Writing Workshops: A Week with VONA

Attending a weeklong writers’ workshop is one of the many ways a writer can level up in their craft. I was fortunate enough to spend the last week of June at the University of Pennsylvania in Philly for the second session of VONA workshops (which is one of the many reasons this post is late!). VONA, Voices of Our Nations Art Foundation, is one of the leading workshops in the nation for writers of color. It was founded in 1999 after Elmaz Abinader, Junot Diaz, Victor Diaz and Diem Jones saw that there was a dire need for a space and community like VONA where writers of color could support each other and grow in their craft together.

Every writers’ workshop has its own culture. Last summer, courtesy of a scholarship through my university, I attended the Community of Writers in Lake Tahoe. While I met some nice people and Lake Tahoe is beautiful, VONA had a totally different vibe and I felt like I connected with my workshop group on a totally different level. I also felt very fortunate to study with Kiese Laymon who was the first editor to publish my work and get me paid for my writing when he was at Gawker.
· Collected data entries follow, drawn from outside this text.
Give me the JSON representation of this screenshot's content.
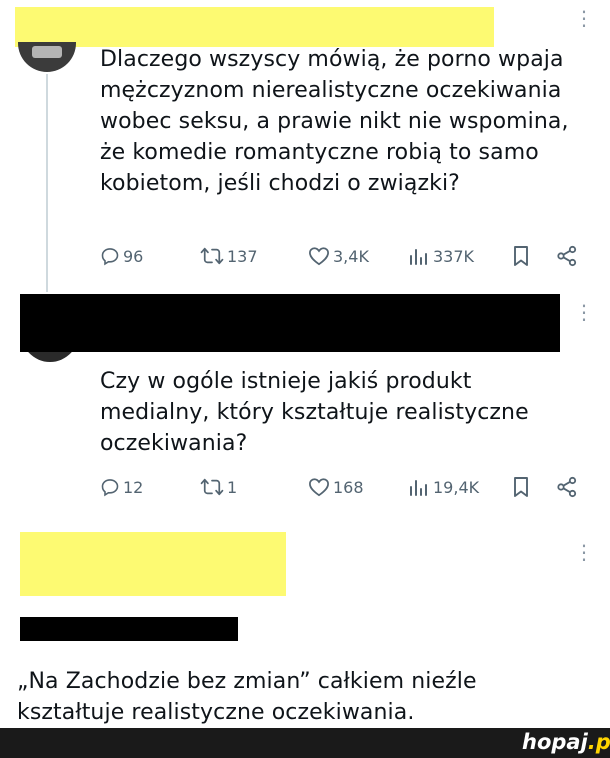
{
  "tweets": [
    {
      "text": "Dlaczego wszyscy mówią, że porno wpaja mężczyznom nierealistyczne oczekiwania wobec seksu, a prawie nikt nie wspomina, że komedie romantyczne robią to samo kobietom, jeśli chodzi o związki?",
      "replies": "96",
      "retweets": "137",
      "likes": "3,4K",
      "views": "337K"
    },
    {
      "text": "Czy w ogóle istnieje jakiś produkt medialny, który kształtuje realistyczne oczekiwania?",
      "replies": "12",
      "retweets": "1",
      "likes": "168",
      "views": "19,4K"
    }
  ],
  "comment": {
    "text": "„Na Zachodzie bez zmian” całkiem nieźle kształtuje realistyczne oczekiwania."
  },
  "footer": {
    "logo_main": "hopaj",
    "logo_tld": ".pl"
  },
  "icons": {
    "reply": "reply-icon",
    "retweet": "retweet-icon",
    "like": "heart-icon",
    "views": "views-icon",
    "bookmark": "bookmark-icon",
    "share": "share-icon",
    "more": "more-icon"
  },
  "colors": {
    "redaction_yellow": "#fdfa72",
    "redaction_black": "#000000",
    "action_gray": "#536471",
    "footer_bg": "#1a1a1a",
    "logo_accent": "#ffd400"
  }
}
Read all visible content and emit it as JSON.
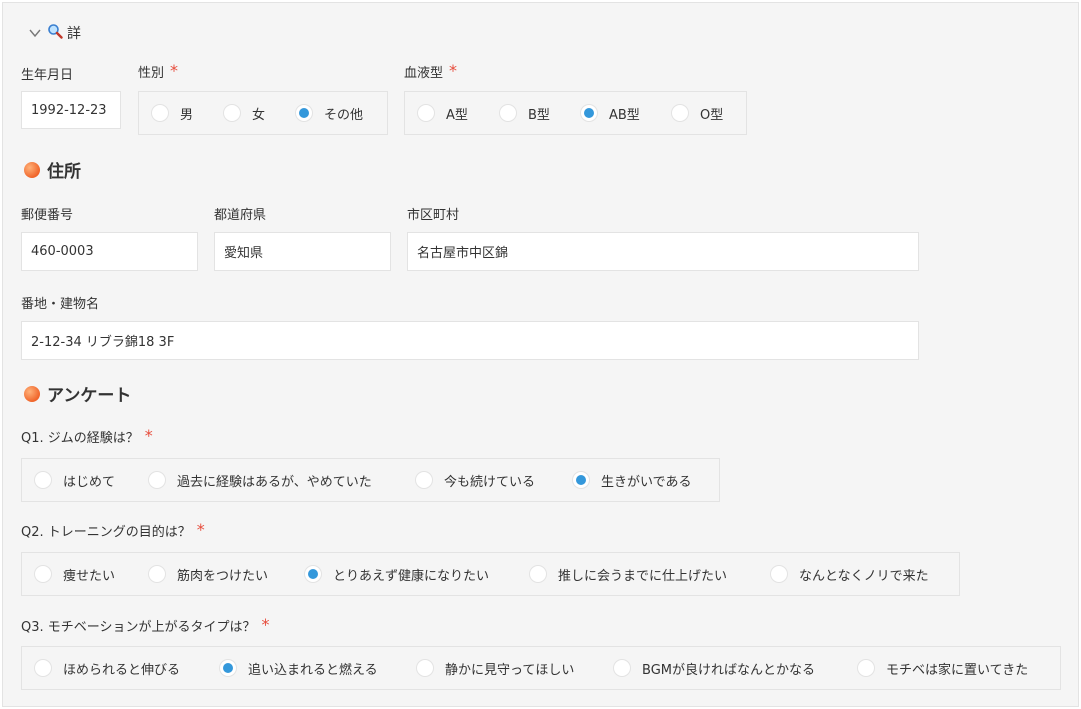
{
  "header": {
    "toggle_icon": "chevron-down-icon",
    "search_icon": "search-icon",
    "title": "詳"
  },
  "profile": {
    "birthdate": {
      "label": "生年月日",
      "value": "1992-12-23"
    },
    "gender": {
      "label": "性別",
      "required_mark": "*",
      "options": [
        "男",
        "女",
        "その他"
      ],
      "selected": "その他"
    },
    "blood": {
      "label": "血液型",
      "required_mark": "*",
      "options": [
        "A型",
        "B型",
        "AB型",
        "O型"
      ],
      "selected": "AB型"
    }
  },
  "address": {
    "section_title": "住所",
    "postal": {
      "label": "郵便番号",
      "value": "460-0003"
    },
    "prefecture": {
      "label": "都道府県",
      "value": "愛知県"
    },
    "city": {
      "label": "市区町村",
      "value": "名古屋市中区錦"
    },
    "street": {
      "label": "番地・建物名",
      "value": "2-12-34 リブラ錦18 3F"
    }
  },
  "survey": {
    "section_title": "アンケート",
    "q1": {
      "label": "Q1. ジムの経験は？",
      "required_mark": "*",
      "options": [
        "はじめて",
        "過去に経験はあるが、やめていた",
        "今も続けている",
        "生きがいである"
      ],
      "selected": "生きがいである"
    },
    "q2": {
      "label": "Q2. トレーニングの目的は？",
      "required_mark": "*",
      "options": [
        "痩せたい",
        "筋肉をつけたい",
        "とりあえず健康になりたい",
        "推しに会うまでに仕上げたい",
        "なんとなくノリで来た"
      ],
      "selected": "とりあえず健康になりたい"
    },
    "q3": {
      "label": "Q3. モチベーションが上がるタイプは？",
      "required_mark": "*",
      "options": [
        "ほめられると伸びる",
        "追い込まれると燃える",
        "静かに見守ってほしい",
        "BGMが良ければなんとかなる",
        "モチベは家に置いてきた"
      ],
      "selected": "追い込まれると燃える"
    }
  },
  "colors": {
    "accent": "#3498db",
    "required": "#e74c3c",
    "section_dot": "#f0652a",
    "panel_bg": "#f5f5f5",
    "border": "#e3e3e3"
  }
}
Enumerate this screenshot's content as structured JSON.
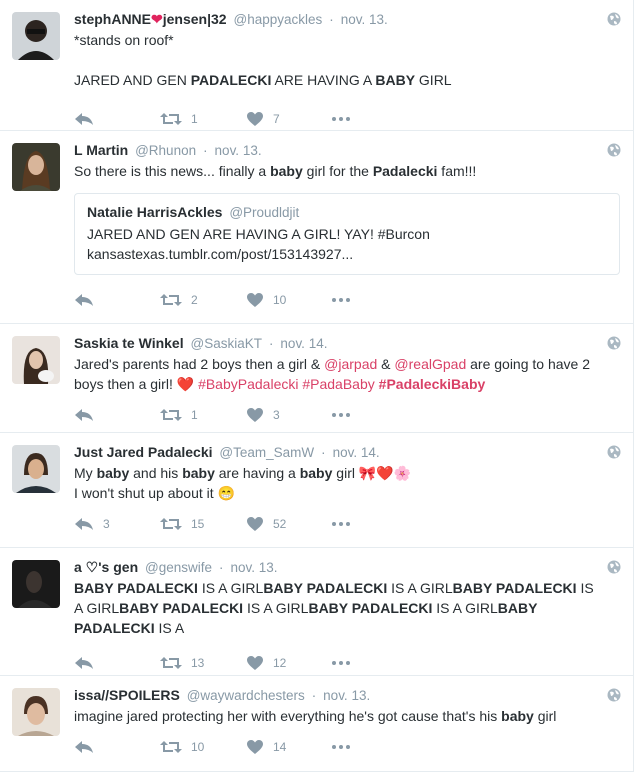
{
  "tweets": [
    {
      "fullname": "stephANNE",
      "fullname_suffix": "jensen|32",
      "handle": "@happyackles",
      "time": "nov. 13.",
      "text_line1": "*stands on roof*",
      "segments": [
        {
          "t": "JARED AND GEN ",
          "s": "n"
        },
        {
          "t": "PADALECKI",
          "s": "b"
        },
        {
          "t": " ARE HAVING A ",
          "s": "n"
        },
        {
          "t": "BABY",
          "s": "b"
        },
        {
          "t": " GIRL",
          "s": "n"
        }
      ],
      "reply_count": "",
      "retweet_count": "1",
      "like_count": "7"
    },
    {
      "fullname": "L Martin",
      "handle": "@Rhunon",
      "time": "nov. 13.",
      "segments": [
        {
          "t": "So there is this news... finally a ",
          "s": "n"
        },
        {
          "t": "baby",
          "s": "b"
        },
        {
          "t": " girl for the ",
          "s": "n"
        },
        {
          "t": "Padalecki",
          "s": "b"
        },
        {
          "t": " fam!!!",
          "s": "n"
        }
      ],
      "quote": {
        "name": "Natalie HarrisAckles",
        "handle": "@Proudldjit",
        "line1": "JARED AND GEN ARE HAVING A GIRL! YAY! #Burcon",
        "line2": "kansastexas.tumblr.com/post/153143927..."
      },
      "reply_count": "",
      "retweet_count": "2",
      "like_count": "10"
    },
    {
      "fullname": "Saskia te Winkel",
      "handle": "@SaskiaKT",
      "time": "nov. 14.",
      "segments": [
        {
          "t": "Jared's parents had 2 boys then a girl & ",
          "s": "n"
        },
        {
          "t": "@jarpad",
          "s": "m"
        },
        {
          "t": " & ",
          "s": "n"
        },
        {
          "t": "@realGpad",
          "s": "m"
        },
        {
          "t": " are going to have 2 boys then a girl! ",
          "s": "n"
        },
        {
          "t": "❤️",
          "s": "e"
        },
        {
          "t": " ",
          "s": "n"
        },
        {
          "t": "#BabyPadalecki",
          "s": "h"
        },
        {
          "t": " ",
          "s": "n"
        },
        {
          "t": "#PadaBaby",
          "s": "h"
        },
        {
          "t": " ",
          "s": "n"
        },
        {
          "t": "#PadaleckiBaby",
          "s": "hb"
        }
      ],
      "reply_count": "",
      "retweet_count": "1",
      "like_count": "3"
    },
    {
      "fullname": "Just Jared Padalecki",
      "handle": "@Team_SamW",
      "time": "nov. 14.",
      "segments": [
        {
          "t": "My ",
          "s": "n"
        },
        {
          "t": "baby",
          "s": "b"
        },
        {
          "t": " and his ",
          "s": "n"
        },
        {
          "t": "baby",
          "s": "b"
        },
        {
          "t": " are having a ",
          "s": "n"
        },
        {
          "t": "baby",
          "s": "b"
        },
        {
          "t": " girl ",
          "s": "n"
        },
        {
          "t": "🎀❤️🌸",
          "s": "e"
        }
      ],
      "text_line2": "I won't shut up about it 😁",
      "reply_count": "3",
      "retweet_count": "15",
      "like_count": "52"
    },
    {
      "fullname": "a ♡'s gen",
      "handle": "@genswife",
      "time": "nov. 13.",
      "segments": [
        {
          "t": "BABY PADALECKI",
          "s": "b"
        },
        {
          "t": " IS A GIRL",
          "s": "n"
        },
        {
          "t": "BABY PADALECKI",
          "s": "b"
        },
        {
          "t": " IS A GIRL",
          "s": "n"
        },
        {
          "t": "BABY PADALECKI",
          "s": "b"
        },
        {
          "t": " IS A GIRL",
          "s": "n"
        },
        {
          "t": "BABY PADALECKI",
          "s": "b"
        },
        {
          "t": " IS A GIRL",
          "s": "n"
        },
        {
          "t": "BABY PADALECKI",
          "s": "b"
        },
        {
          "t": " IS A GIRL",
          "s": "n"
        },
        {
          "t": "BABY PADALECKI",
          "s": "b"
        },
        {
          "t": " IS A",
          "s": "n"
        }
      ],
      "reply_count": "",
      "retweet_count": "13",
      "like_count": "12"
    },
    {
      "fullname": "issa//SPOILERS",
      "handle": "@waywardchesters",
      "time": "nov. 13.",
      "segments": [
        {
          "t": "imagine jared protecting her with everything he's got cause that's his ",
          "s": "n"
        },
        {
          "t": "baby",
          "s": "b"
        },
        {
          "t": " girl",
          "s": "n"
        }
      ],
      "reply_count": "",
      "retweet_count": "10",
      "like_count": "14"
    }
  ],
  "colors": {
    "link": "#d94167",
    "meta": "#8899a6",
    "text": "#292f33",
    "heart": "#e0245e"
  },
  "icons": [
    "reply-icon",
    "retweet-icon",
    "like-icon",
    "more-icon",
    "globe-icon"
  ]
}
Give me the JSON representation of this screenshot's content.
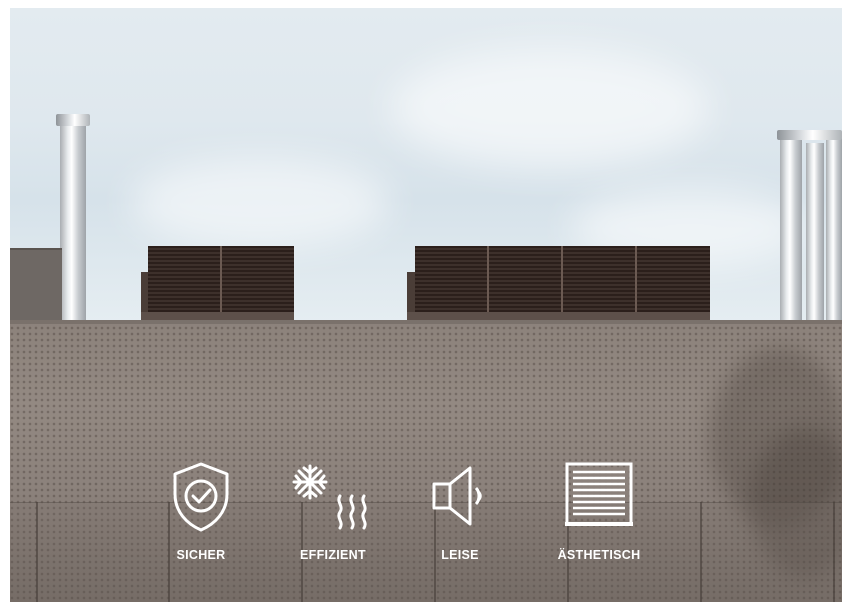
{
  "features": [
    {
      "label": "SICHER",
      "icon": "shield-check-icon"
    },
    {
      "label": "EFFIZIENT",
      "icon": "snowflake-heat-icon"
    },
    {
      "label": "LEISE",
      "icon": "speaker-icon"
    },
    {
      "label": "ÄSTHETISCH",
      "icon": "louvre-grille-icon"
    }
  ],
  "colors": {
    "label": "#ffffff",
    "icon": "#ffffff",
    "facade": "#8c827b",
    "louvre": "#2b1f1b",
    "sky": "#e3ebf0"
  }
}
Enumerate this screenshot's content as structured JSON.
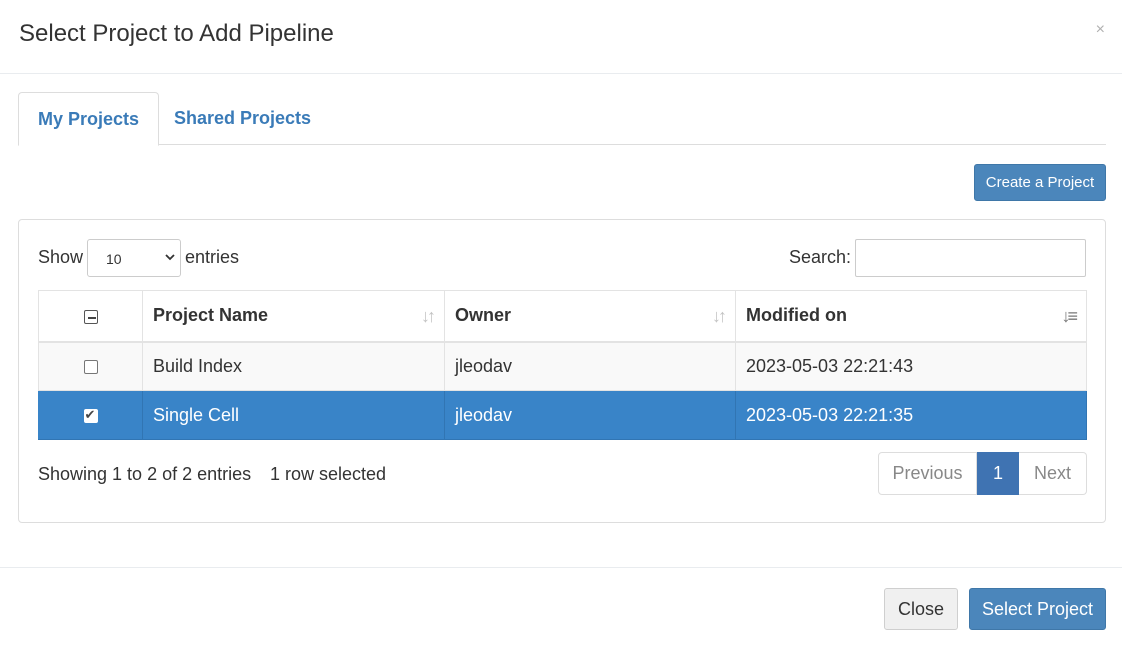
{
  "modal": {
    "title": "Select Project to Add Pipeline",
    "close_glyph": "×"
  },
  "tabs": [
    {
      "label": "My Projects",
      "active": true
    },
    {
      "label": "Shared Projects",
      "active": false
    }
  ],
  "toolbar": {
    "create_label": "Create a Project"
  },
  "table_controls": {
    "show_label": "Show",
    "page_length": "10",
    "entries_label": "entries",
    "search_label": "Search:",
    "search_value": "",
    "search_placeholder": ""
  },
  "table": {
    "columns": [
      "Project Name",
      "Owner",
      "Modified on"
    ],
    "rows": [
      {
        "name": "Build Index",
        "owner": "jleodav",
        "modified": "2023-05-03 22:21:43",
        "selected": false
      },
      {
        "name": "Single Cell",
        "owner": "jleodav",
        "modified": "2023-05-03 22:21:35",
        "selected": true
      }
    ]
  },
  "footer_info": {
    "showing": "Showing 1 to 2 of 2 entries",
    "selected": "1 row selected"
  },
  "pagination": {
    "previous": "Previous",
    "current": "1",
    "next": "Next"
  },
  "footer": {
    "close_label": "Close",
    "select_label": "Select Project"
  },
  "colors": {
    "primary": "#4b86bb",
    "selected_row": "#3984c8",
    "tab_text": "#3a7bb8"
  },
  "icons": {
    "sort_inactive": "sort-icon",
    "sort_desc": "sort-desc-icon",
    "close": "close-icon",
    "select_chevron": "chevron-down-icon"
  }
}
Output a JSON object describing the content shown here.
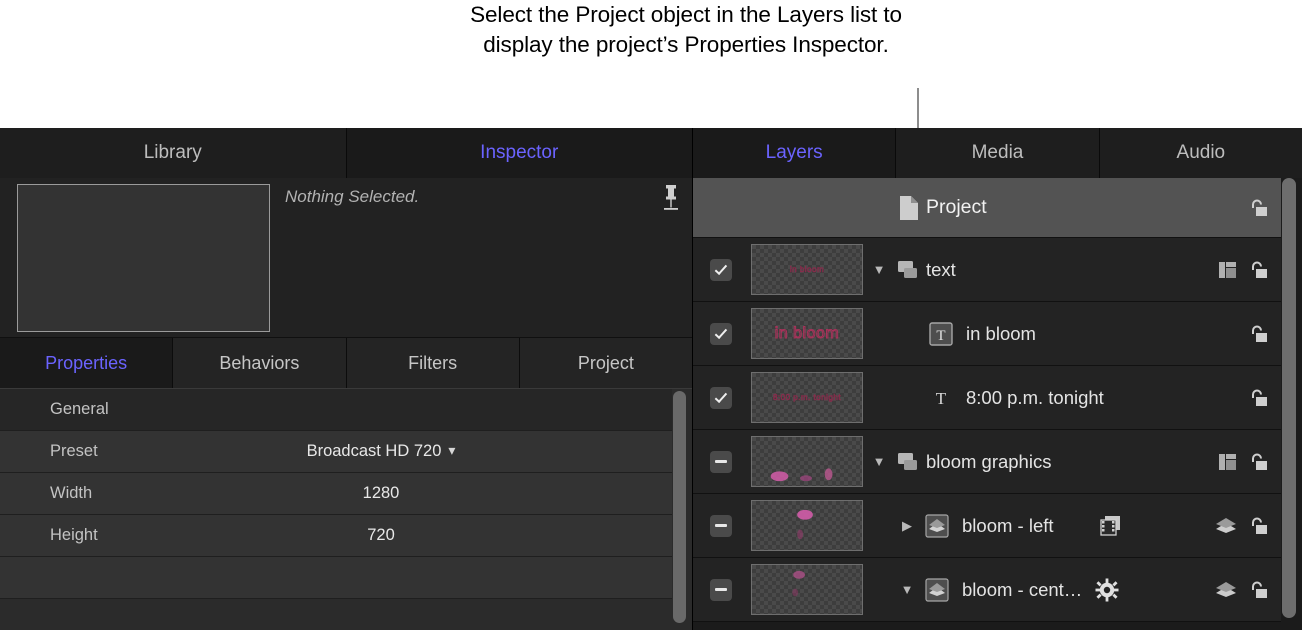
{
  "caption": {
    "text": "Select the Project object in the Layers list to display the project’s Properties Inspector."
  },
  "left_pane": {
    "tabs": [
      {
        "label": "Library",
        "active": false
      },
      {
        "label": "Inspector",
        "active": true
      }
    ],
    "preview": {
      "status_text": "Nothing Selected.",
      "pin_icon": "pin-icon"
    },
    "subtabs": [
      {
        "label": "Properties",
        "active": true
      },
      {
        "label": "Behaviors",
        "active": false
      },
      {
        "label": "Filters",
        "active": false
      },
      {
        "label": "Project",
        "active": false
      }
    ],
    "parameters": {
      "group_header": "General",
      "rows": [
        {
          "label": "Preset",
          "value": "Broadcast HD 720",
          "has_stepper": true
        },
        {
          "label": "Width",
          "value": "1280",
          "has_stepper": false
        },
        {
          "label": "Height",
          "value": "720",
          "has_stepper": false
        }
      ]
    }
  },
  "right_pane": {
    "tabs": [
      {
        "label": "Layers",
        "active": true
      },
      {
        "label": "Media",
        "active": false
      },
      {
        "label": "Audio",
        "active": false
      }
    ],
    "rows": [
      {
        "name": "Project",
        "selected": true,
        "checkbox": "none",
        "thumbnail": "none",
        "thumb_text": "",
        "disclosure": "none",
        "type_icon": "document-icon",
        "indent": 0,
        "extra_icon": "none",
        "right_icons": [
          "unlock-icon"
        ]
      },
      {
        "name": "text",
        "selected": false,
        "checkbox": "checked",
        "thumbnail": "checker",
        "thumb_text": "in bloom",
        "disclosure": "expanded",
        "type_icon": "group-icon",
        "indent": 0,
        "extra_icon": "none",
        "right_icons": [
          "mask-icon",
          "unlock-icon"
        ]
      },
      {
        "name": "in bloom",
        "selected": false,
        "checkbox": "checked",
        "thumbnail": "checker",
        "thumb_text": "in bloom",
        "disclosure": "none",
        "type_icon": "text-boxed-icon",
        "indent": 1,
        "extra_icon": "none",
        "right_icons": [
          "unlock-icon"
        ]
      },
      {
        "name": "8:00 p.m. tonight",
        "selected": false,
        "checkbox": "checked",
        "thumbnail": "checker",
        "thumb_text": "8:00 p.m. tonight",
        "disclosure": "none",
        "type_icon": "text-icon",
        "indent": 1,
        "extra_icon": "none",
        "right_icons": [
          "unlock-icon"
        ]
      },
      {
        "name": "bloom graphics",
        "selected": false,
        "checkbox": "mixed",
        "thumbnail": "petals",
        "thumb_text": "",
        "disclosure": "expanded",
        "type_icon": "group-icon",
        "indent": 0,
        "extra_icon": "none",
        "right_icons": [
          "mask-icon",
          "unlock-icon"
        ]
      },
      {
        "name": "bloom - left",
        "selected": false,
        "checkbox": "mixed",
        "thumbnail": "petal-single",
        "thumb_text": "",
        "disclosure": "collapsed",
        "type_icon": "particle-icon",
        "indent": 1,
        "extra_icon": "media-icon",
        "right_icons": [
          "layers-icon",
          "unlock-icon"
        ]
      },
      {
        "name": "bloom - cent…",
        "selected": false,
        "checkbox": "mixed",
        "thumbnail": "petal-single",
        "thumb_text": "",
        "disclosure": "expanded",
        "type_icon": "particle-icon",
        "indent": 1,
        "extra_icon": "gear-icon",
        "right_icons": [
          "layers-icon",
          "unlock-icon"
        ]
      }
    ]
  },
  "colors": {
    "accent": "#6b63ff",
    "window_bg": "#1c1c1c",
    "row_bg": "#232323",
    "row_selected_bg": "#535353",
    "thumb_pink": "#a8325a",
    "text_primary": "#e4e4e4",
    "text_secondary": "#c3c3c3"
  }
}
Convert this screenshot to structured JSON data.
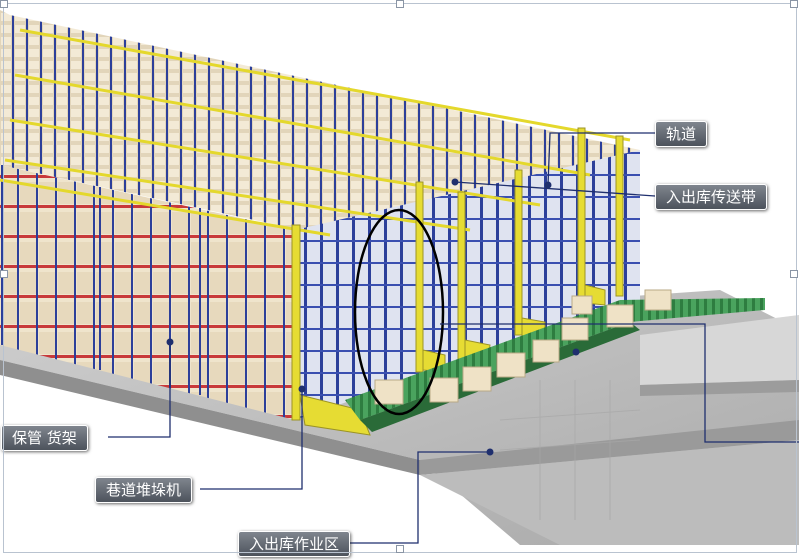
{
  "labels": {
    "rail": "轨道",
    "conveyor": "入出库传送带",
    "storage_rack": "保管 货架",
    "stacker_crane": "巷道堆垛机",
    "work_area": "入出库作业区"
  },
  "colors": {
    "rack_blue": "#2c3f9a",
    "rail_yellow": "#e4d82c",
    "carton": "#ece0c8",
    "rack_red": "#c8393a",
    "conveyor_green": "#2e8f4a",
    "floor_gray": "#c9c9c9",
    "callout_bg": "#5f656e"
  }
}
Monday started with a sound healing session with the amazing Gina Breedlove. After my chakras were in alignment, I met with my workshop group for our first session. We spent nearly 3 hours just talking about our feelings and the ethics of writing memoir and personal essay. This felt radical to me. I’d been schooled to separate my feelings from my work during workshop, which is a nearly impossible task. I think beginning the workshop by acknowledging people’s fears and dreams as writers made us all handle each other with elevated care for the rest of the week.

Location, location, location. While in Lake Tahoe, I shattered my iPhone screen for the very first time ever. The nearest repair shop was over an hour away in Reno. I had to go. It’d be difficult to get through the rest of the week without a phone and I was leaving out before the shop would be open on the last day and headed on a cross country road trip, so I had to get it handled. It was so inconvenient. Attending a workshop at UPENN was nice because it’s in the city and we were able to walk to all kinds of restaurants and bars – Which was so necessary because the campus food was… well campus food.

You probably won’t get any actual writing done. I got a small amount of writing done for a client, but for the most part, I was too spent after workshop to really harness the power of my mind for writing. I also knew I had a limited amount of time with these amazing people and I wanted to use it wisely, so I was more likely to head over to happy hour than to head back to my dorm and flip open my laptop.

You’ll leave feeling inspired. Not only has my writing community expanded, but it was so refreshing to get away from my typical routine for a week. I also read a lot of amazing writing, which gave me some fresh ideas for my own work. The feedback I received was super motivating (TIME TO FINISH YOUR MEMOIR, MINDA!). I wasn’t in love with the essay I submitted for workshop, but my group showed me all the things my essay was doing right, which made me feel more able to correct what it was doing wrong. There were several essays and book suggestions thrown around while at VONA and many of the writers I met are producing work I’m eager to look up.

How do you find the right writers’ workshop for you? To really feel like you’re getting your time and money’s worth, research the writers’ workshop you’re applying to beyond their website. Lots of people write blog posts about their experiences (kind of like this one!). You can also ask writers you know if there are workshops they recommend. VONA had been recommended to me about 90 times before I actually applied. I wanted to make sure I was in a good place financially and with my project before going. If you’re worried about the money aspect, many workshops offer full and partial scholarships and I regularly see writers crowdfunding to cover their expenses. Tip: Just apply, and worry about how you’ll get there later.